Maybe you’re in the Valley of Baca.
Psalm 84 refers to the Valley of Baca. Baca can be translated as “weeping” and it was an arid, desert place on the way to Jerusalem (the place of peace). This is one of my favorite Psalms. Portions of it have been put to music and every time I read this chapter, the tune runs through my head and the content of the Psalm leads me to a sweet place of worship.
Psalm 84 was actually used as a praise song for those making the pilgrimage to Jerusalem to worship in the temple. My ESV study Bible footnote says:
The purpose of singing this Psalm is to cultivate that delight, to open the eyes and hearts of God’s people to the staggering privilege of being a welcome guest in God’s own house and to write deep into their souls the conviction that wickedness offers no reward that can even remotely compare to the joy and pleasure of God’s own house.
I love how Scripture often (VERY often) combines poetical, symbolic language with literal narrative. We can find principles to apply to our lives now in the symbolic metaphors and there are lessons we can learn from the literal historic events.
Refreshed in the Desert
As God’s people made pilgrimages to the temple in Jerusalem, they went through an arid region known as the Valley of Baca. But they made it a place of springs. They refreshed themselves—even in the desert.
I believe the key to finding refreshment in the Valley of Baca is found in the second verse of the Psalm:
“My soul longs, yes, faints for the courts of the Lord; my heart and flesh sing for joy to the living God.”
I’ve traveled through that desert region many times. Sometimes I’ve been stuck there for weeks. There is no more miserable place for a believer than to be wanting to hear from God, wanting to sense His presence, but feel lifeless and abandoned.
We may feel abandoned—but He never leaves or forsakes His own. We may feel lifeless, but He’s not a liar, and He doesn’t take back what He gives.
Sing for Joy to the Living God
You may be longing, even fainting, to be in His presence, to sense Him working . . . but you’re seeing nothing.

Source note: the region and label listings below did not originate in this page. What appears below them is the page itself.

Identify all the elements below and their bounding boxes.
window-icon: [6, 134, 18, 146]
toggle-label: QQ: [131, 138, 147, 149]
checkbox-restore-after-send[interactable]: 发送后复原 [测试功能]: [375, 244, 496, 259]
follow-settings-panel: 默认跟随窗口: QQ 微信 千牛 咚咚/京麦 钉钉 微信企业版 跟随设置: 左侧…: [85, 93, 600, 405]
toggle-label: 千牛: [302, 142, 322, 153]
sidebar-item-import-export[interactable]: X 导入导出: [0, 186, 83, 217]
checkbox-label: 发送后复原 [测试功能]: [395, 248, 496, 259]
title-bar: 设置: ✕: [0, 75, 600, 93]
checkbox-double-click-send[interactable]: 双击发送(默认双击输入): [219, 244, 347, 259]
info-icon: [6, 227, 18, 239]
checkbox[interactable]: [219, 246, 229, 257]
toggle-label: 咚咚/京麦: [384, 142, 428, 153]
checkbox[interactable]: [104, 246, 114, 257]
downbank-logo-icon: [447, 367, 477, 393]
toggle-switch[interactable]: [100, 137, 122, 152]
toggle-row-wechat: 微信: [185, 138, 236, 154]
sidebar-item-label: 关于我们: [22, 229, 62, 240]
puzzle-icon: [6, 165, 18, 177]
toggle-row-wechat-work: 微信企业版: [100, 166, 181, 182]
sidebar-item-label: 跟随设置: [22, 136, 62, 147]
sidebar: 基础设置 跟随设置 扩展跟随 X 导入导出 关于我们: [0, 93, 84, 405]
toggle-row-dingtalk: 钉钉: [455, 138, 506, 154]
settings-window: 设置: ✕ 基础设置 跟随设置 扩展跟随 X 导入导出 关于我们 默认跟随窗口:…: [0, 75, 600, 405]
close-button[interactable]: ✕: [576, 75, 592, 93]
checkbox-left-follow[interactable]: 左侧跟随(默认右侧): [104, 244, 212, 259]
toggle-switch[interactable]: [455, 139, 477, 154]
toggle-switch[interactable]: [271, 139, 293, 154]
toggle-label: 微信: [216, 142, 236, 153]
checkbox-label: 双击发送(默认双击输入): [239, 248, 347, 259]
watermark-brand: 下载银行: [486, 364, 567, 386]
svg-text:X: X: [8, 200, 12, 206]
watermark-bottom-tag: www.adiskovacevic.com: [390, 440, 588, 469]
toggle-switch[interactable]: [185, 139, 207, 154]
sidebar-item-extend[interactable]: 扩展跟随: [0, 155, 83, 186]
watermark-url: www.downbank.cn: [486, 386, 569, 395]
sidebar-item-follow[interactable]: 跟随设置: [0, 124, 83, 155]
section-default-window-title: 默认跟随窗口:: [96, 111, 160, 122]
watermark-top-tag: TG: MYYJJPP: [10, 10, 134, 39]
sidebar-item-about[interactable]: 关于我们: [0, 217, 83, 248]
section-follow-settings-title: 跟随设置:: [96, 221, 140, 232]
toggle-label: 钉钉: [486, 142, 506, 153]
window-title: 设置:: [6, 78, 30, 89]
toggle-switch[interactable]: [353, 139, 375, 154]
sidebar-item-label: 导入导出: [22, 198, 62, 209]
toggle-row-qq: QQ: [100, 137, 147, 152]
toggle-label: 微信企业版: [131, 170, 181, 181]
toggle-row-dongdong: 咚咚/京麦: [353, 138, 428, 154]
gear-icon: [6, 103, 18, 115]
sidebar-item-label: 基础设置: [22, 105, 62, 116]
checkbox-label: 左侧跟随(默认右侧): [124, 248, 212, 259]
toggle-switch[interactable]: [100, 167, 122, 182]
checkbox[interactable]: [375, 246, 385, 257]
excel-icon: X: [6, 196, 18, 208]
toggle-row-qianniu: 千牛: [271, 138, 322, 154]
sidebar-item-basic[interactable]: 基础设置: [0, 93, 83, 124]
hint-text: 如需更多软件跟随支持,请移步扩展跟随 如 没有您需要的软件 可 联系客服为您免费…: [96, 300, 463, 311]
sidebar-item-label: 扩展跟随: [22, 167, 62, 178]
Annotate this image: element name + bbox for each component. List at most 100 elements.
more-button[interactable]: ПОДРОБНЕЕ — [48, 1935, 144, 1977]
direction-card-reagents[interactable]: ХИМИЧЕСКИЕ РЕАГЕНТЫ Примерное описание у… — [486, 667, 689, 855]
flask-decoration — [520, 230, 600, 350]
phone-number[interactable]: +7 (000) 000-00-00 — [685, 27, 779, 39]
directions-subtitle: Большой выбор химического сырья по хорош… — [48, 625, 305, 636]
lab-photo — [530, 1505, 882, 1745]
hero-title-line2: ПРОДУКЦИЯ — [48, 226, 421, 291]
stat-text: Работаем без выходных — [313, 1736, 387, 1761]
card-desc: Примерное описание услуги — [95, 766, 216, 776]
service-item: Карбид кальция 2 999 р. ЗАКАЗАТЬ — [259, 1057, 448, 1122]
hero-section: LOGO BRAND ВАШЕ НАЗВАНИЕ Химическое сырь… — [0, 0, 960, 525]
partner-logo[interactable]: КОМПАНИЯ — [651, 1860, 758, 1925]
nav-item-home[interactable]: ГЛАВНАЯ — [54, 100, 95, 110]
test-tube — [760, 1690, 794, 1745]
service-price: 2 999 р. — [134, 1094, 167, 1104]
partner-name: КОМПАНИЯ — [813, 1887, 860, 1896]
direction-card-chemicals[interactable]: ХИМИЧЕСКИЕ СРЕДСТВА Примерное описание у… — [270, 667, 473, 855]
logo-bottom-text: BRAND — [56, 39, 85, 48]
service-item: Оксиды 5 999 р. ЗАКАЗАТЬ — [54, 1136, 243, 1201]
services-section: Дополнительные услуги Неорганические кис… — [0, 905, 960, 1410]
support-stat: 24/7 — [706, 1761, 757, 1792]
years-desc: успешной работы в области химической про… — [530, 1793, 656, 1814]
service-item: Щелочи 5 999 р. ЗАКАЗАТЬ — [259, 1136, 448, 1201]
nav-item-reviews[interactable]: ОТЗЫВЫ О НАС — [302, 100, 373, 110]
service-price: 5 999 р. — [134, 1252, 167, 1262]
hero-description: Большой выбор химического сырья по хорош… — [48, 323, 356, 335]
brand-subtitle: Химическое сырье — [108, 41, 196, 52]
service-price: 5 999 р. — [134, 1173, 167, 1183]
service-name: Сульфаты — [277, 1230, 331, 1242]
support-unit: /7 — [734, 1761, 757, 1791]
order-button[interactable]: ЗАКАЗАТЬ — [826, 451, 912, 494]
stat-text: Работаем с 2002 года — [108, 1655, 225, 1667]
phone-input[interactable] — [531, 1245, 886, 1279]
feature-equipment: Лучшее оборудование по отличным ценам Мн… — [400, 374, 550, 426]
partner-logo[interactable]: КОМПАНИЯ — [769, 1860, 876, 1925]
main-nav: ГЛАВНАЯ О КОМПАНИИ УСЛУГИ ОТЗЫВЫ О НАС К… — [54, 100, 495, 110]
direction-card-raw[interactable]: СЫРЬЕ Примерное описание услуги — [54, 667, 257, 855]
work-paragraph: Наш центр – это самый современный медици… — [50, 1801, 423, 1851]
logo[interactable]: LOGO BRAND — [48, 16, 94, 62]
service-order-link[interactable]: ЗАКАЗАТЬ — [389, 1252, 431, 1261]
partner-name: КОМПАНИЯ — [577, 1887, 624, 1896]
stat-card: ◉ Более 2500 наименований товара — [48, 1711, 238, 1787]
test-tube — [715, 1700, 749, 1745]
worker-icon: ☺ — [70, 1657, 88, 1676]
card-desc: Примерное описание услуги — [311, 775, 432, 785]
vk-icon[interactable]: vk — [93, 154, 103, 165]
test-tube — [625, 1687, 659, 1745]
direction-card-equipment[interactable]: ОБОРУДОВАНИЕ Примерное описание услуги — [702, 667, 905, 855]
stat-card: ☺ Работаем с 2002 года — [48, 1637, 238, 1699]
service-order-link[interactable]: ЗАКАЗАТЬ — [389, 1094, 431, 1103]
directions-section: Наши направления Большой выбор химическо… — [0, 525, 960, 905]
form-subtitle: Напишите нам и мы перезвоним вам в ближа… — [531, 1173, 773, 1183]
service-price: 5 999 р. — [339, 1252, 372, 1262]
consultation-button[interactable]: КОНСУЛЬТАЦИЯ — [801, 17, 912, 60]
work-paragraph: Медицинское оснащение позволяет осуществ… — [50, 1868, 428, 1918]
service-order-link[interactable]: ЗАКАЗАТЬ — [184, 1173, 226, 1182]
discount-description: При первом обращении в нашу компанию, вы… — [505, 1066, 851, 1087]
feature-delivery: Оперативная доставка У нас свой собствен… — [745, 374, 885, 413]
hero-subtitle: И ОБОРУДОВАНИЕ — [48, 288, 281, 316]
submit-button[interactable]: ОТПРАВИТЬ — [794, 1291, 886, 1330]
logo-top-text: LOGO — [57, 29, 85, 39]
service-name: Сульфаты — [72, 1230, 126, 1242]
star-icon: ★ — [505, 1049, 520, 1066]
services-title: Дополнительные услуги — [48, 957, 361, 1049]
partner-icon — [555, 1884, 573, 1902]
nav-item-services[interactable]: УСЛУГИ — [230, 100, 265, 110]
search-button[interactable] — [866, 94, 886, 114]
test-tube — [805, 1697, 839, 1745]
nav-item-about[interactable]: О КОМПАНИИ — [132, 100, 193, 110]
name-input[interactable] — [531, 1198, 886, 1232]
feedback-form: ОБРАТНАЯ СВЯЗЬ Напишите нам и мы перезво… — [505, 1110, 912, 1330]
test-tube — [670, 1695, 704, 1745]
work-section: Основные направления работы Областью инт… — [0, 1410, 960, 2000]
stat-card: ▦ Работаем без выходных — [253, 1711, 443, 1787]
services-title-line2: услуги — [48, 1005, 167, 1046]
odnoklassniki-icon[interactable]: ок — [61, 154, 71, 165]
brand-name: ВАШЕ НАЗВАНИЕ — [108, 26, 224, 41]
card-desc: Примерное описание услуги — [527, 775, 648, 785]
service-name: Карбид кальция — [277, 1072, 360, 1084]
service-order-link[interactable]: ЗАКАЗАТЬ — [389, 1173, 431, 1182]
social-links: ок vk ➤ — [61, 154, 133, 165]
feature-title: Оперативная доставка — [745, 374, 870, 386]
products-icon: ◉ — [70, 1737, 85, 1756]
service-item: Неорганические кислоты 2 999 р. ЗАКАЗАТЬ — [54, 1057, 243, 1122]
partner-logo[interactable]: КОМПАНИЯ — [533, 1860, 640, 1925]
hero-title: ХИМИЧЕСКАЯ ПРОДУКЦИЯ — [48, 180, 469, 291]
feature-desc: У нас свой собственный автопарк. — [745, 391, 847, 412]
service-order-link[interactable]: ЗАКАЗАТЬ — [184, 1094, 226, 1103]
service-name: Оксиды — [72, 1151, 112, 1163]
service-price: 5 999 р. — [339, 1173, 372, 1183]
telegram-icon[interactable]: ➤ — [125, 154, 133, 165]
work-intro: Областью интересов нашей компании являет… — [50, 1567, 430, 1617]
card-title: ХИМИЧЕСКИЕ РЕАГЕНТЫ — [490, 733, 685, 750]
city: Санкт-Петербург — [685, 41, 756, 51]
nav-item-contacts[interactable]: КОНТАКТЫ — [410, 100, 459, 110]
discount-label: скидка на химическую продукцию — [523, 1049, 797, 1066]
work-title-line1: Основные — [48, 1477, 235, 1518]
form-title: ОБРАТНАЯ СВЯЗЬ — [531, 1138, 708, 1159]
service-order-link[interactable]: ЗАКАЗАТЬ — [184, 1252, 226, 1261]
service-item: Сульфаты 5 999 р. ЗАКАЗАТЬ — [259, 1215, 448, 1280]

Take to heart this instruction: Sing for joy to the living God.
Move beyond what you feel, what you sense, beyond the parched desert, and make a spring of refreshment by literally singing praise to the living God.
You may not be a singer. It doesn’t matter. Crank up the car stereo, or plug in your ipod, lift up a sound of praise to God. Something supernatural happens when we’re in the hard places of despair and we sing to Him. I can’t explain it, but it’s a literal turning of my heart, a surge of joy occurs when I start singing out notes of true worship to Him.
My heart and soul are refreshed and I’m ready to plunge back into the journey. I’m strengthened to tackle what lies ahead, and so were the pilgrims traveling to Jerusalem:
“They go from strength to strength” (v. 7).
Are you needing some strength today? Needing some refreshment?
How about pausing now to sing your favorite worship song back to Him?